Monica Lindeen, former Montana State Auditor
Pros: Has run and won statewide multiple times
Cons: Democrats are not excited for Lindeen
Chances: Much like Bob Brown for the Republicans, Lindeen is well-liked in her party and has been around for years. Also like Brown, Lindeen does not inspire much confidence. A democratic source speculated if Lindeen was the nominee, she doesn’t have the skills to beat any Republican.
Kelly McCarthy, Member of the Montana House of Representatives
Cons: No statewide experience
Chances: McCarthy just won his third term to represent Yellowstone County in Helena. He has an impressive resume, having spent 16 years in the US Air Force, but has no statewide experience or meaningful fundraising experience.
John Meyer, Attorney
Cons: No political experience, no government experience
Chances: Meyer announced his candidacy over the weekend. Much like Eugene Graf IV, Meyer is from Bozeman and has no experience.
Andrew Person, former Member of the Montana House of Representatives
Pros: Great resume
Cons: Not known statewide
Chances: Despite an unsuccessful bid for reelection in his Missoula House District, a Democratic source labeled Person (pronounced PEER-son) as the future of the Montana Democrats. He’s young and his resume is impressive: Person is a veteran, a graduate from UM Law School, and has a master’s from Georgetown. Person would be a big underdog, but is clearly a rising star in the party.

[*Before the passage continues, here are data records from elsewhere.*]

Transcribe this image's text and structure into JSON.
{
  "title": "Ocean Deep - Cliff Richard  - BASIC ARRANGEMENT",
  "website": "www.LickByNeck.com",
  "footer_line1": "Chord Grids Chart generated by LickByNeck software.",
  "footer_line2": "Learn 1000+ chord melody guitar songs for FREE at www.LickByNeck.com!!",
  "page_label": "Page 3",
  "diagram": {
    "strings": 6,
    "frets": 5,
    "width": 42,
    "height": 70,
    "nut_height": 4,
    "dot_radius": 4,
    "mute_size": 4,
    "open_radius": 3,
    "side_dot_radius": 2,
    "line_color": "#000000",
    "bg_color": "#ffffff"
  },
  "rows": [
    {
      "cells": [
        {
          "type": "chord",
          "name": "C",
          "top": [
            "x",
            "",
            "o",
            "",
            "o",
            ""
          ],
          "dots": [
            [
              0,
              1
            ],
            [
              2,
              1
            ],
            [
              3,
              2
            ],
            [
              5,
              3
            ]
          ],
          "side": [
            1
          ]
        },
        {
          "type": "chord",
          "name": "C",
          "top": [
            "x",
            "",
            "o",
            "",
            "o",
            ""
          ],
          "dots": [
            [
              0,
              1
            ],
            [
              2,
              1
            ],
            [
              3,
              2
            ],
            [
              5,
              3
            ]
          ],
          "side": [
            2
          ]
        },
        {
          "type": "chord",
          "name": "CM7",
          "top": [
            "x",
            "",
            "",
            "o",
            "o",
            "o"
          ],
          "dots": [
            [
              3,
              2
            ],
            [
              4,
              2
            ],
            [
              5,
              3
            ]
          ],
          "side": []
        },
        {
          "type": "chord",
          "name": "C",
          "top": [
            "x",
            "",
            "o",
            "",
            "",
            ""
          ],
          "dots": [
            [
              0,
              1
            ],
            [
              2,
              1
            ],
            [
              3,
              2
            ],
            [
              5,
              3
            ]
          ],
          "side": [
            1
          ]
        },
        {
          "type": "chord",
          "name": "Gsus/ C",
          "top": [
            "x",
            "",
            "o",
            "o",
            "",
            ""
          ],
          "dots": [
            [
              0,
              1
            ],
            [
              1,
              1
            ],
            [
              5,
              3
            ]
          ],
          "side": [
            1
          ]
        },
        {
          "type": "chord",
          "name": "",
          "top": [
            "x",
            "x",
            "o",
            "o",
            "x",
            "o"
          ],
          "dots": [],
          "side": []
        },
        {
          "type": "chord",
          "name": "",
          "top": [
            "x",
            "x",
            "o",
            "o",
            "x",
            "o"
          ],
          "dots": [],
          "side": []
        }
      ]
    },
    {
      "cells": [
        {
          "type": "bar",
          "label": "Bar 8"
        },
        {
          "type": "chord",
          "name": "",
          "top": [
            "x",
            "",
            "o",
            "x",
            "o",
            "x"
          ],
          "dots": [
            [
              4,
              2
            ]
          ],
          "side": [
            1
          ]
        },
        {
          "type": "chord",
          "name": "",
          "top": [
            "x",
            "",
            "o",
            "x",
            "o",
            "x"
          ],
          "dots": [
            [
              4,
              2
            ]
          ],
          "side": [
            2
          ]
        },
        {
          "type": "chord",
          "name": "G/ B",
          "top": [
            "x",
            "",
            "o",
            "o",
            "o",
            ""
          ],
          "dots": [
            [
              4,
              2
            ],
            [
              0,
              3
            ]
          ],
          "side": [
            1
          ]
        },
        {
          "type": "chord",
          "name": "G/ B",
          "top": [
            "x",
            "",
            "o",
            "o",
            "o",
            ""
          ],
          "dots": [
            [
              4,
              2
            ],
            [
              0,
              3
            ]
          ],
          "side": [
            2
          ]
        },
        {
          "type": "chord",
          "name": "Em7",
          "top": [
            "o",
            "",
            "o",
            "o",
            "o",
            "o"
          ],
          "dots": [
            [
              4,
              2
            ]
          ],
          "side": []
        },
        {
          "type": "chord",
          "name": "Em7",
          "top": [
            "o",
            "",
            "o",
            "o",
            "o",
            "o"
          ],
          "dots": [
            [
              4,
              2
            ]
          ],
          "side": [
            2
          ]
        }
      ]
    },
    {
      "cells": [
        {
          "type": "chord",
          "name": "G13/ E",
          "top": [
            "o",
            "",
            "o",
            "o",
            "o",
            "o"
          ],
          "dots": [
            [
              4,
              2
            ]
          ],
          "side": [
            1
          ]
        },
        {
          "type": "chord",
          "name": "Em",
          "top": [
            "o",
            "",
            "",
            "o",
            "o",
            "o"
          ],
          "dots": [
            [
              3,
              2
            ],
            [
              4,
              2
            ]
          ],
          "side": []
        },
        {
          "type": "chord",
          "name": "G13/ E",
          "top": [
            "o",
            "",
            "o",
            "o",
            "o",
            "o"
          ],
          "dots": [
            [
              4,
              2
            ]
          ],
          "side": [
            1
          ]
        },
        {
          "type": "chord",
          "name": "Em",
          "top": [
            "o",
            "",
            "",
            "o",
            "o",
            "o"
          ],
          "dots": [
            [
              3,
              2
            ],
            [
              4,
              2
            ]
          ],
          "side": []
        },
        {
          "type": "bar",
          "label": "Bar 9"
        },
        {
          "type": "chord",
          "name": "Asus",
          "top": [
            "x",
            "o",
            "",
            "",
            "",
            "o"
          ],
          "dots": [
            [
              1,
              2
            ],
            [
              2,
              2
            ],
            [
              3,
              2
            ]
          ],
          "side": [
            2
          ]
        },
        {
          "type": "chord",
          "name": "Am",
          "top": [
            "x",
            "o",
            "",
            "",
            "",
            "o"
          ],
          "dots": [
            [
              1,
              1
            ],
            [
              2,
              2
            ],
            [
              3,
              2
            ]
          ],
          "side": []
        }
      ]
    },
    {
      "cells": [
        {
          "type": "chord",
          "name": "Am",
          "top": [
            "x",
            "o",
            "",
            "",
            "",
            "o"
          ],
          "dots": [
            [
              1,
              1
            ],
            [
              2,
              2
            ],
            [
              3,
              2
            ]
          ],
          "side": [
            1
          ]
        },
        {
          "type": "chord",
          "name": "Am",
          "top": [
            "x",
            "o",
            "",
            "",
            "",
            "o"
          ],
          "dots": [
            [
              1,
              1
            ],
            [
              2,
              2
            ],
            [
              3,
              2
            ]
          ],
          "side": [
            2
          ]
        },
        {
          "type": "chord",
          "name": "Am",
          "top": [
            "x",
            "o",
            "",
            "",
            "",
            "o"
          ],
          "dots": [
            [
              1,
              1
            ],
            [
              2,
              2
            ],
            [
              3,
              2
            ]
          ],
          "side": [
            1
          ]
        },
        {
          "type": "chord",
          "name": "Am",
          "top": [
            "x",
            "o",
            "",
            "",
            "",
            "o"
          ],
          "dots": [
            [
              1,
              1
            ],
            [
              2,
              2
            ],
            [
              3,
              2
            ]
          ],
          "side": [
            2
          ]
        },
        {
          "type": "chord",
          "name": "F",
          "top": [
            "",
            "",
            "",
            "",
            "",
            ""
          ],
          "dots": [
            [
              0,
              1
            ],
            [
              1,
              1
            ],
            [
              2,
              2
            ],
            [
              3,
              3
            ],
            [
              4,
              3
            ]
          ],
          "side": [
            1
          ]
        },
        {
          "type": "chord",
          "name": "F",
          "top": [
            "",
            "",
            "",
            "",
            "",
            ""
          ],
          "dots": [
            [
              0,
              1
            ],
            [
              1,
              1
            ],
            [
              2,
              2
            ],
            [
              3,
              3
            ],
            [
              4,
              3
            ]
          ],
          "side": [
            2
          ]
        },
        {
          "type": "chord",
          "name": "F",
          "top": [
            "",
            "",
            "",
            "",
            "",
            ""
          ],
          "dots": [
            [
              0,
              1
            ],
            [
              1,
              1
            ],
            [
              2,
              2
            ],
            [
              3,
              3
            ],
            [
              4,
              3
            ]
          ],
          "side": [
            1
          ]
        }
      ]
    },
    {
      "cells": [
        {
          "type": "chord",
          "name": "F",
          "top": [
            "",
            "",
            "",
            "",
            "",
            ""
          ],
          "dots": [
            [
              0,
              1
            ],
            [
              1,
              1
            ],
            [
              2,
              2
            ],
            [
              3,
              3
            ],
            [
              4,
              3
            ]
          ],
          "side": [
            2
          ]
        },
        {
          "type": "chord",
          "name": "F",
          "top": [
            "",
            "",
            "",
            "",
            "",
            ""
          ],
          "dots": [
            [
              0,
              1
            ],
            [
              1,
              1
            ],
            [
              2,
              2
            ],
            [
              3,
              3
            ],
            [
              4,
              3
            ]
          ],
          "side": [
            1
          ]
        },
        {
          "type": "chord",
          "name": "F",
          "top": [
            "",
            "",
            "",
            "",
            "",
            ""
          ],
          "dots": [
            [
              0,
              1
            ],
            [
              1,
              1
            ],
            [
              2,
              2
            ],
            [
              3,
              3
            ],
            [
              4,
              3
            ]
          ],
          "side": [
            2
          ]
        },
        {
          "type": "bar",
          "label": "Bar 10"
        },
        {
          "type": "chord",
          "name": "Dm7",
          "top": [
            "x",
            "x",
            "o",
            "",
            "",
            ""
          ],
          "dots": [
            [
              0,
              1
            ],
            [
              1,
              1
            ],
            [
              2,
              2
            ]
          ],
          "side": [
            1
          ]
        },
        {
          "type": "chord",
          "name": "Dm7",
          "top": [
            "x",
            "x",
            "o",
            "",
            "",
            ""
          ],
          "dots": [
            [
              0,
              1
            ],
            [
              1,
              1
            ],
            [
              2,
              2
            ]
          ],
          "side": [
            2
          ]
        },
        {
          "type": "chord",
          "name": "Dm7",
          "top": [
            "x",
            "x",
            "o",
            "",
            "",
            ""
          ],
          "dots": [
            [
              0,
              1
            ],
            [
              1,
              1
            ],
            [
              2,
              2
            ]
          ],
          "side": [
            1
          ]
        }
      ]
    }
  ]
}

Rob Quist, Rancher and Musician
Pros: Well known, supported by Brian Schweitzer
Cons: No political experience
Chances: Unconventional but seems to be a great option for the Democrats. Quist formed the super popular Mission Mountain Wood Band and has been touring around the state as long as we can remember. He looks the part, has bipartisan appeal, and seems to have the support of Brian Schweitzer.
Casey Schreiner, Member of the Montana House of Representatives
Announced, No longer running
Pros: Former teacher, young
Cons: Low name ID
Chances: A source in the Democratic Party said Schreiner is considering a run. Like Eck, Schreiner would be an underdog but a statewide race would help establish his name around the state. [UPDATE 12/27: Schreiner is running], [UPDATE 1/23: No he’s not]
Brian Schweitzer, former Governor
Pros: Popular, experienced, well connected.
Cons: Has said he doesn’t want to live in D.C., loose lips sink ships (although now maybe that’s a pro?)
Chances: OBVIOUS – If he enters the race, he would be the clear favorite.